Free Thursdays: The Connection
1962, 110 minutes
USA
Director: Shirley Clarke
NOTE: FREE ADMISSION- NO TICKET PURCHASE REQUIRED
When Jack Gelber’s play “The Connection” opened in New York, Shirley Clarke discovered the perfect vehicle to question the idea that cinéma vérité was a reliable replacement for traditional documentary filmmaking. The Living Theatre produced Gelber’s play in 1959 play to audiences and critics who were at first bewildered and/or upset by it. Set in a squalid Greenwich Village apartment, a group of drug addicts are waiting for their connection to bring their fixes. Many of them are jazz musicians, who perform during the play.
And thus begins a play within a play within a jazz concert — a drug-addled crossing of “A Midsummer Night’s Dream” and “Waiting for Godot.” The director and author are said to be there in the apartment to guide the junkies in a series of improvisational themes to reveal their lives and inner thoughts.

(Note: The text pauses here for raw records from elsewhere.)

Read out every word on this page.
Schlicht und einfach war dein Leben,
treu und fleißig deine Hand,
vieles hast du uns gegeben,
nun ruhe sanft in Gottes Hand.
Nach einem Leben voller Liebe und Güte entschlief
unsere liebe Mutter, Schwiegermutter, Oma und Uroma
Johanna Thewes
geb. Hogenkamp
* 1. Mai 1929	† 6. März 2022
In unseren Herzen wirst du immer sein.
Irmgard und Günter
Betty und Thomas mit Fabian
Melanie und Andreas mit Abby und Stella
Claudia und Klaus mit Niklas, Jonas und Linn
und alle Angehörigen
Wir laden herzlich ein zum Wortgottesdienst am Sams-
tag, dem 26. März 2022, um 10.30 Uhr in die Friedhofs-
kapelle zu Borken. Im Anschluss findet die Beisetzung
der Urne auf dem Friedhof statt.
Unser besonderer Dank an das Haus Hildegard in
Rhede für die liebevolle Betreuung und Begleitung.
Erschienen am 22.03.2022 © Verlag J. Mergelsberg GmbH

The play was a blessing for jazz saxophonist Jackie McLean, as his drug arrest in 1957 had cost him his cabaret license, barring him from performing in clubs. The play gave him two years work on stage and he went on to perform in Clarke’s film version as well.

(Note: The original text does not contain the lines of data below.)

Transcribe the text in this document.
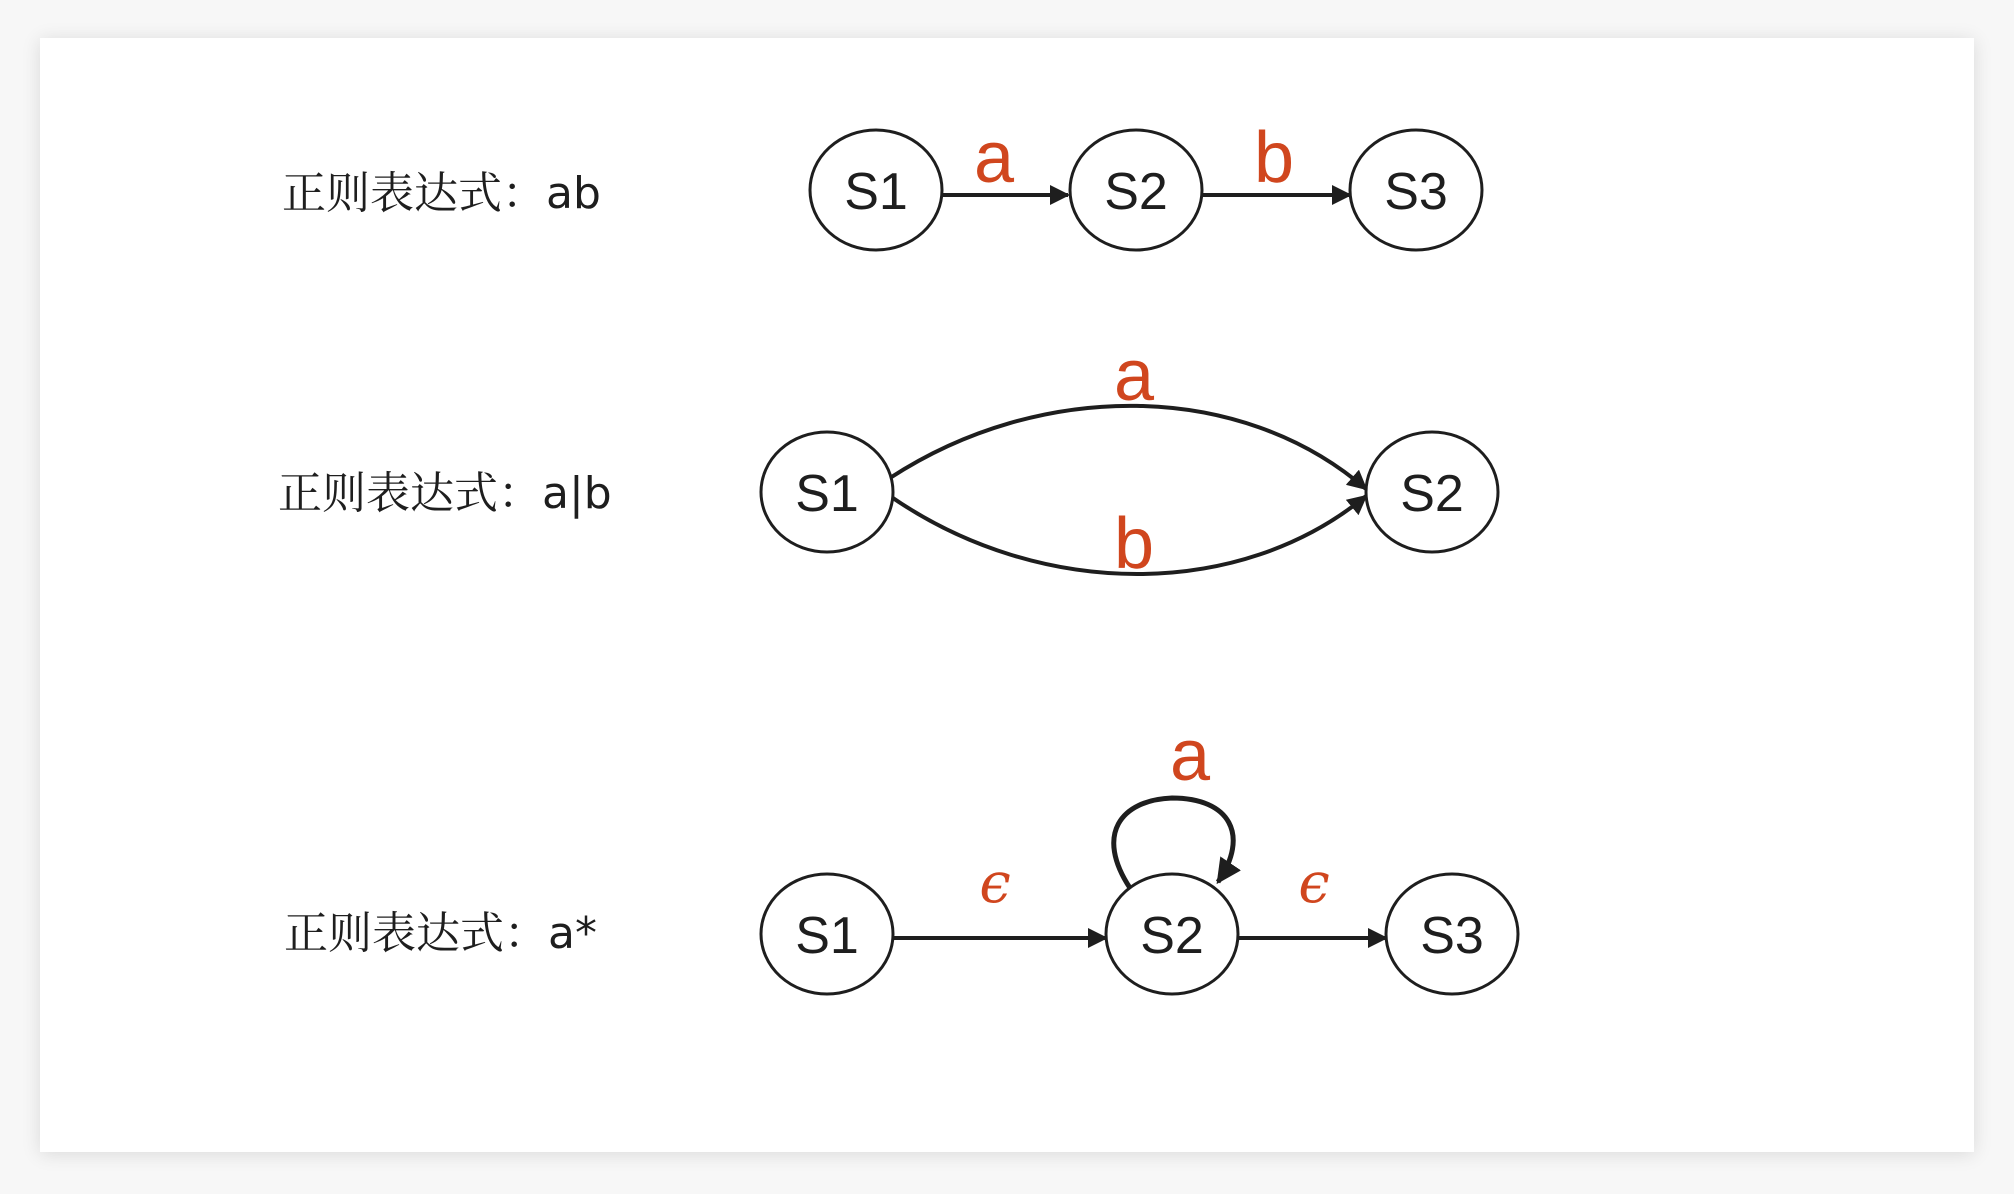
正则表达式：ab	a	b
S1	S2	S3
正则表达式：a|b
a
b
S1	S2
正则表达式：a*
ϵ
a
ϵ
S1	S2	S3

In adapting Gelber’s play into a film, he and Clarke decided to have a film director and cinematographer as the main instigators of the action so that they could break through the film proscenium. To further the illusion of reality, the filmmakers intentionally left in artifacts of filmmaking — film rolls suddenly end in black leader; sound sync beeps are heard, and light flairs, dust, scratches and out-of-focus moments are preserved. This roughness led many critics to assume that the film was improvised. However, like the camera movement and the choreography of the actors, Clarke carefully planned everything in The Connection.
PRESS
“Clarke’s decision to both literally and figuratively turn the camera on the creative types behind it was key; in many ways, The Connection sets the template for modern form-hijacking meta-movie gestures, from David Holzman’s Diary to the self-conscious indies of the ’90s. One man’s squalor is another’s mise en scène, it tells us, and anyone who thinks you can be objective with a movie camera running and a mojo pin in your arm is dreaming… Attention must be paid.”